My previous blog located both Section 8
and “half-way houses” as issues that would bedevil Norristown after the mid-70s, and reminded readers
that Norristown’s decline had begun much earlier than that. My book, What
Killed Downtown? identified the collapse of Main Street as virtually
complete by 1975, making it perhaps the first component of decline to fully
manifest itself. I concluded the blog
with a reminder that Norristown police were forced to institute a K-9 patrol on
Main Street in 1972 to assure a public grown nervous over crime, years before
anyone had even heard of “Section 8.”
If we can’t blame Section 8 or
“half-way houses” for problems that had surfaced earlier, then perhaps we can accept
that Norristown’s problems—and, by extension, those of so many other
municipalities—were both broader and grew from deeper roots than can be
explained by any simple reference to one or two specific actions. Those of you who cannot accept this had best
cease reading here, as the discovery of facts can have a disturbing effect on
one’s preconceptions, and I would not wish to be held responsible.
By the mid-1970s Norristown, in company
with countless other urban communities of all sizes, had already seen a
substantial number of its more affluent and more connected residents flee to
suburban lifestyles of varying economic wealth.
The buzzword for this migration is “white flight.” An interviewee in my book summed it up by
saying “We all eventually sold to black people.” In Norristown’s case, the
image is incomplete. While middle and
even working class families were leaving in the 50s and 60s, their more
affluent neighbors had already left. By
1950, the borough’s traditional economic and political elite, the descendants
of those who had arrived the earliest, had already exited the mansions on
DeKalb and West Main Streets, often for the “Main Line.” There is a substantial argument to be made
that they did not leave because black people were moving into the neighborhood,
but because Italians were.
Norristown’s history, like that of so
many other municipalities, is the story of successive waves of immigrants
arriving, exhibiting their strange languages and customs and disconcerting the
existing population, even when the municipal services we take for granted today
barely existed, and those that did hardly constituted a tax burden. But to focus on ethnicity or race with the
perspective we now have is to miss the fundamental point. That point is economic: each wave of arrivals was of a lower economic
standing; a better life was their common reason for coming in the first place.
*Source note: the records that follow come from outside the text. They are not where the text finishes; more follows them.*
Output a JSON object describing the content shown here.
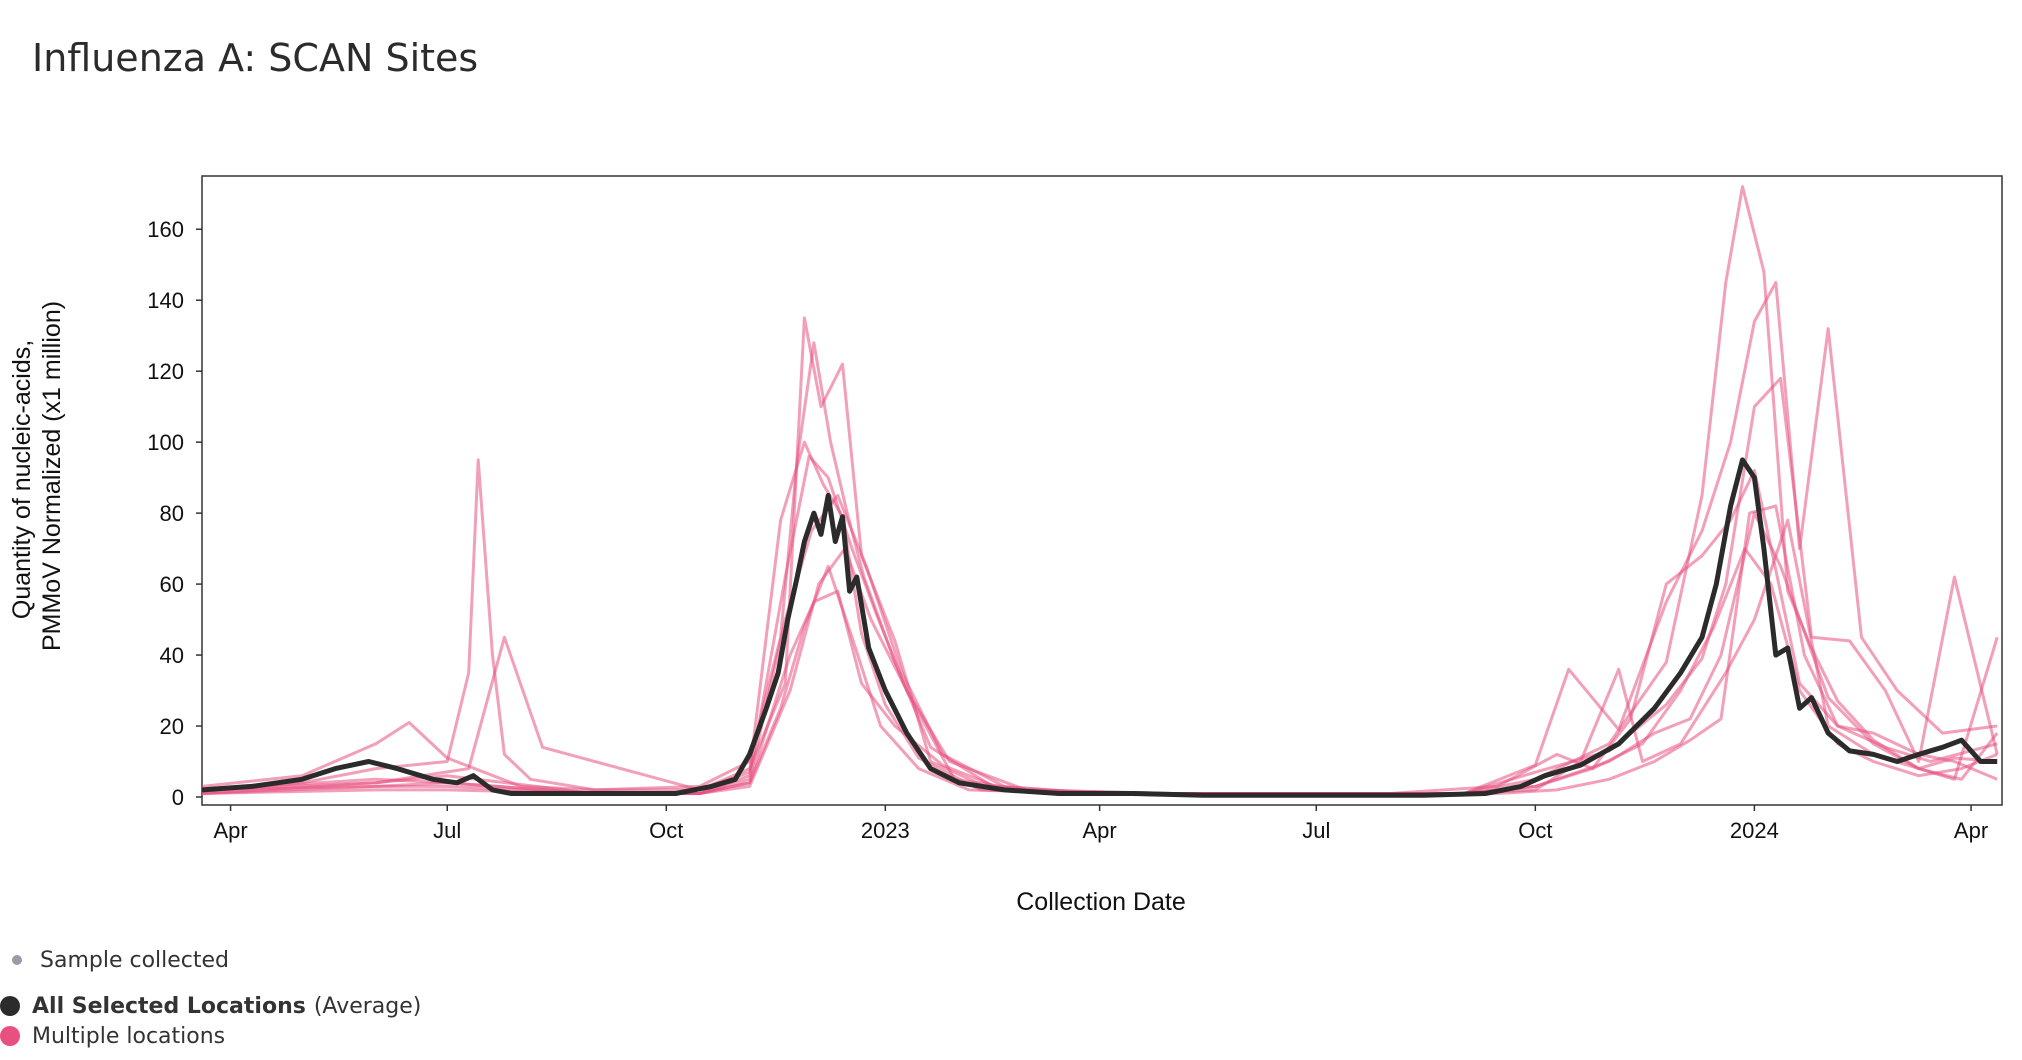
{
  "title": "Influenza A: SCAN Sites",
  "chart_data": {
    "type": "line",
    "title": "Influenza A: SCAN Sites",
    "xlabel": "Collection Date",
    "ylabel_line1": "Quantity of nucleic-acids,",
    "ylabel_line2": "PMMoV Normalized (x1 million)",
    "x_range": [
      "2022-03-20",
      "2024-04-14"
    ],
    "ylim": [
      0,
      175
    ],
    "y_ticks": [
      0,
      20,
      40,
      60,
      80,
      100,
      120,
      140,
      160
    ],
    "x_ticks": [
      {
        "date": "2022-04-01",
        "label": "Apr"
      },
      {
        "date": "2022-07-01",
        "label": "Jul"
      },
      {
        "date": "2022-10-01",
        "label": "Oct"
      },
      {
        "date": "2023-01-01",
        "label": "2023"
      },
      {
        "date": "2023-04-01",
        "label": "Apr"
      },
      {
        "date": "2023-07-01",
        "label": "Jul"
      },
      {
        "date": "2023-10-01",
        "label": "Oct"
      },
      {
        "date": "2024-01-01",
        "label": "2024"
      },
      {
        "date": "2024-04-01",
        "label": "Apr"
      }
    ],
    "grid": false,
    "legend_position": "bottom-left",
    "colors": {
      "average": "#2b2b2b",
      "locations": "#e8507f",
      "sample": "#9a9aa8"
    },
    "average_series": {
      "name": "All Selected Locations",
      "suffix": "(Average)",
      "x": [
        "2022-03-20",
        "2022-04-10",
        "2022-05-01",
        "2022-05-15",
        "2022-05-29",
        "2022-06-10",
        "2022-06-25",
        "2022-07-05",
        "2022-07-12",
        "2022-07-20",
        "2022-07-28",
        "2022-08-15",
        "2022-09-01",
        "2022-09-20",
        "2022-10-05",
        "2022-10-20",
        "2022-10-30",
        "2022-11-05",
        "2022-11-12",
        "2022-11-17",
        "2022-11-21",
        "2022-11-25",
        "2022-11-28",
        "2022-12-02",
        "2022-12-05",
        "2022-12-08",
        "2022-12-11",
        "2022-12-14",
        "2022-12-17",
        "2022-12-20",
        "2022-12-25",
        "2023-01-01",
        "2023-01-10",
        "2023-01-20",
        "2023-02-01",
        "2023-02-20",
        "2023-03-15",
        "2023-04-15",
        "2023-05-15",
        "2023-06-15",
        "2023-07-15",
        "2023-08-15",
        "2023-09-10",
        "2023-09-25",
        "2023-10-05",
        "2023-10-20",
        "2023-11-05",
        "2023-11-20",
        "2023-12-01",
        "2023-12-10",
        "2023-12-16",
        "2023-12-22",
        "2023-12-27",
        "2024-01-01",
        "2024-01-05",
        "2024-01-10",
        "2024-01-15",
        "2024-01-20",
        "2024-01-25",
        "2024-02-01",
        "2024-02-10",
        "2024-02-20",
        "2024-03-01",
        "2024-03-10",
        "2024-03-20",
        "2024-03-28",
        "2024-04-05",
        "2024-04-12"
      ],
      "y": [
        2,
        3,
        5,
        8,
        10,
        8,
        5,
        4,
        6,
        2,
        1,
        1,
        1,
        1,
        1,
        3,
        5,
        12,
        25,
        35,
        50,
        62,
        72,
        80,
        74,
        85,
        72,
        79,
        58,
        62,
        42,
        30,
        18,
        8,
        4,
        2,
        1,
        1,
        0.5,
        0.5,
        0.5,
        0.5,
        1,
        3,
        6,
        9,
        15,
        25,
        35,
        45,
        60,
        82,
        95,
        90,
        70,
        40,
        42,
        25,
        28,
        18,
        13,
        12,
        10,
        12,
        14,
        16,
        10,
        10
      ]
    },
    "location_series": [
      {
        "x": [
          "2022-03-20",
          "2022-05-01",
          "2022-06-01",
          "2022-06-15",
          "2022-07-01",
          "2022-08-01",
          "2022-09-01",
          "2022-10-15",
          "2022-11-05",
          "2022-11-18",
          "2022-11-25",
          "2022-12-02",
          "2022-12-09",
          "2022-12-16",
          "2022-12-23",
          "2023-01-05",
          "2023-01-20",
          "2023-02-15",
          "2023-04-01",
          "2023-07-01",
          "2023-09-01",
          "2023-10-01",
          "2023-11-01",
          "2023-11-25",
          "2023-12-10",
          "2023-12-20",
          "2023-12-27",
          "2024-01-05",
          "2024-01-15",
          "2024-01-25",
          "2024-02-05",
          "2024-02-20",
          "2024-03-10",
          "2024-03-25",
          "2024-04-12"
        ],
        "y": [
          3,
          6,
          15,
          21,
          11,
          3,
          2,
          3,
          10,
          45,
          95,
          128,
          100,
          80,
          62,
          38,
          14,
          3,
          1,
          1,
          1,
          5,
          15,
          38,
          85,
          145,
          172,
          148,
          58,
          42,
          27,
          16,
          8,
          11,
          10
        ]
      },
      {
        "x": [
          "2022-03-20",
          "2022-05-01",
          "2022-06-01",
          "2022-07-01",
          "2022-07-10",
          "2022-07-14",
          "2022-07-20",
          "2022-07-25",
          "2022-08-05",
          "2022-09-01",
          "2022-10-15",
          "2022-11-05",
          "2022-11-20",
          "2022-11-28",
          "2022-12-05",
          "2022-12-14",
          "2022-12-22",
          "2023-01-05",
          "2023-01-20",
          "2023-02-15",
          "2023-04-01",
          "2023-07-01",
          "2023-09-01",
          "2023-10-01",
          "2023-10-15",
          "2023-11-05",
          "2023-11-25",
          "2023-12-10",
          "2023-12-22",
          "2024-01-01",
          "2024-01-10",
          "2024-01-20",
          "2024-02-01",
          "2024-02-15",
          "2024-03-01",
          "2024-03-20",
          "2024-04-12"
        ],
        "y": [
          2,
          4,
          8,
          10,
          35,
          95,
          40,
          12,
          5,
          2,
          2,
          8,
          32,
          135,
          110,
          122,
          68,
          44,
          10,
          2,
          1,
          1,
          1,
          9,
          36,
          19,
          55,
          75,
          100,
          134,
          145,
          70,
          132,
          45,
          30,
          18,
          20
        ]
      },
      {
        "x": [
          "2022-03-20",
          "2022-06-01",
          "2022-07-10",
          "2022-07-25",
          "2022-08-10",
          "2022-10-15",
          "2022-11-05",
          "2022-11-18",
          "2022-11-28",
          "2022-12-06",
          "2022-12-14",
          "2022-12-22",
          "2023-01-01",
          "2023-01-15",
          "2023-02-10",
          "2023-04-01",
          "2023-07-01",
          "2023-09-01",
          "2023-10-01",
          "2023-11-01",
          "2023-11-25",
          "2023-12-10",
          "2023-12-20",
          "2024-01-01",
          "2024-01-12",
          "2024-01-25",
          "2024-02-10",
          "2024-02-25",
          "2024-03-10",
          "2024-03-25",
          "2024-04-12"
        ],
        "y": [
          1,
          4,
          8,
          45,
          14,
          2,
          7,
          78,
          100,
          88,
          79,
          46,
          26,
          11,
          2,
          1,
          1,
          1,
          7,
          13,
          26,
          39,
          60,
          110,
          118,
          45,
          44,
          30,
          10,
          62,
          12
        ]
      },
      {
        "x": [
          "2022-03-20",
          "2022-06-01",
          "2022-07-01",
          "2022-09-01",
          "2022-10-15",
          "2022-11-05",
          "2022-11-22",
          "2022-12-02",
          "2022-12-12",
          "2022-12-22",
          "2023-01-05",
          "2023-01-25",
          "2023-02-20",
          "2023-04-01",
          "2023-07-01",
          "2023-09-01",
          "2023-10-01",
          "2023-11-01",
          "2023-11-20",
          "2023-12-05",
          "2023-12-18",
          "2024-01-01",
          "2024-01-12",
          "2024-02-01",
          "2024-02-20",
          "2024-03-10",
          "2024-03-25",
          "2024-04-12"
        ],
        "y": [
          2,
          5,
          4,
          1,
          1,
          4,
          40,
          55,
          58,
          32,
          20,
          9,
          2,
          1,
          1,
          1,
          3,
          10,
          18,
          22,
          40,
          80,
          65,
          28,
          15,
          8,
          5,
          45
        ]
      },
      {
        "x": [
          "2022-03-20",
          "2022-06-01",
          "2022-07-01",
          "2022-09-01",
          "2022-10-15",
          "2022-11-05",
          "2022-11-20",
          "2022-11-30",
          "2022-12-08",
          "2022-12-18",
          "2022-12-28",
          "2023-01-10",
          "2023-01-30",
          "2023-03-01",
          "2023-05-01",
          "2023-08-01",
          "2023-09-15",
          "2023-10-10",
          "2023-10-25",
          "2023-11-10",
          "2023-11-25",
          "2023-12-10",
          "2023-12-22",
          "2024-01-01",
          "2024-01-10",
          "2024-01-20",
          "2024-02-05",
          "2024-02-25",
          "2024-03-15",
          "2024-04-12"
        ],
        "y": [
          1,
          3,
          3,
          1,
          1,
          6,
          62,
          96,
          90,
          70,
          52,
          30,
          5,
          2,
          1,
          1,
          3,
          12,
          8,
          22,
          60,
          68,
          78,
          92,
          64,
          32,
          20,
          14,
          10,
          15
        ]
      },
      {
        "x": [
          "2022-03-20",
          "2022-06-01",
          "2022-07-01",
          "2022-09-01",
          "2022-10-15",
          "2022-11-05",
          "2022-11-20",
          "2022-12-01",
          "2022-12-12",
          "2022-12-24",
          "2023-01-08",
          "2023-01-25",
          "2023-02-20",
          "2023-04-01",
          "2023-07-01",
          "2023-09-01",
          "2023-10-01",
          "2023-10-20",
          "2023-11-05",
          "2023-11-15",
          "2023-12-01",
          "2023-12-20",
          "2024-01-01",
          "2024-01-15",
          "2024-02-01",
          "2024-02-20",
          "2024-03-10",
          "2024-03-28",
          "2024-04-12"
        ],
        "y": [
          2,
          4,
          6,
          1,
          1,
          5,
          50,
          75,
          85,
          65,
          35,
          12,
          3,
          1,
          1,
          1,
          2,
          10,
          36,
          10,
          15,
          35,
          50,
          78,
          20,
          12,
          8,
          5,
          18
        ]
      },
      {
        "x": [
          "2022-03-20",
          "2022-06-01",
          "2022-07-01",
          "2022-09-01",
          "2022-10-15",
          "2022-11-05",
          "2022-11-22",
          "2022-12-04",
          "2022-12-15",
          "2022-12-26",
          "2023-01-10",
          "2023-01-28",
          "2023-03-01",
          "2023-05-01",
          "2023-08-01",
          "2023-09-15",
          "2023-10-10",
          "2023-11-01",
          "2023-11-20",
          "2023-12-05",
          "2023-12-18",
          "2023-12-30",
          "2024-01-10",
          "2024-01-22",
          "2024-02-05",
          "2024-02-20",
          "2024-03-10",
          "2024-03-25",
          "2024-04-12"
        ],
        "y": [
          1,
          2,
          2,
          1,
          1,
          3,
          30,
          60,
          70,
          50,
          30,
          10,
          2,
          1,
          1,
          1,
          2,
          5,
          10,
          16,
          22,
          80,
          82,
          40,
          20,
          18,
          12,
          10,
          5
        ]
      },
      {
        "x": [
          "2022-03-20",
          "2022-06-01",
          "2022-07-01",
          "2022-09-01",
          "2022-10-15",
          "2022-11-05",
          "2022-11-18",
          "2022-11-28",
          "2022-12-08",
          "2022-12-18",
          "2022-12-30",
          "2023-01-15",
          "2023-02-05",
          "2023-04-01",
          "2023-07-01",
          "2023-09-01",
          "2023-10-01",
          "2023-10-25",
          "2023-11-15",
          "2023-12-01",
          "2023-12-15",
          "2023-12-28",
          "2024-01-08",
          "2024-01-20",
          "2024-02-05",
          "2024-02-20",
          "2024-03-10",
          "2024-03-28",
          "2024-04-12"
        ],
        "y": [
          2,
          3,
          4,
          1,
          1,
          4,
          25,
          48,
          65,
          45,
          20,
          8,
          2,
          1,
          1,
          1,
          3,
          8,
          15,
          30,
          48,
          70,
          60,
          30,
          15,
          10,
          6,
          8,
          12
        ]
      }
    ]
  },
  "legend": {
    "sample_label": "Sample collected",
    "average_label": "All Selected Locations",
    "average_suffix": "(Average)",
    "locations_label": "Multiple locations"
  }
}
In the 20th century, Norristown’s
population changes, while producing a statistically stable overall population
(the number of those arriving was very close to the number of those leaving), had
an enormous cumulative financial impact.
Very broadly phrased, the 20th century saw the steady departure of those
residents whose economic contribution to the borough exceeded their need for
services, to be replaced by those whose need for services exceeded their
economic contributions. Within this
context, the most valid one in a worldwide market economy and local tax-based
services, race or ethnicity become the irrelevancies they are. In fact, to blame an ethnicity or race is to
serve those groups whose economic power do the actual manipulating, to their
own profit.
Today’s call to properly understand how
“the more things change” is this: the occupation of “slumlord” has proven to
be historically profitable long before Columbus ever saw the Atlantic Ocean. Here in America all that has ever been
required is identifying a community with depressed property values (although an
inattentive or corrupt municipal administration is always desirable). Local slumlords profited by cramming poor
immigrant Italians into the East End in the late 19th and early 20th
centuries, and the process has continued, shifting to African-Americans, and
more recently, Hispanics.
I will end this brief introduction to an enormously
complicated issue by offering a thesis that is likely to raise the hackles of
many:
Section 8 housing and
half-way houses were a SYMPTOM, not a CAUSE, of Norristown’s decline. They would both enlarge and accelerate that
decline, but to focus on them (and explicitly or implicitly, their inhabitants)
is to blame the victim, not the perpetrator.
Let’s hear what you think of that thought (I can’t wait!),
and in future posts I will elaborate and explain why I believe it to be true.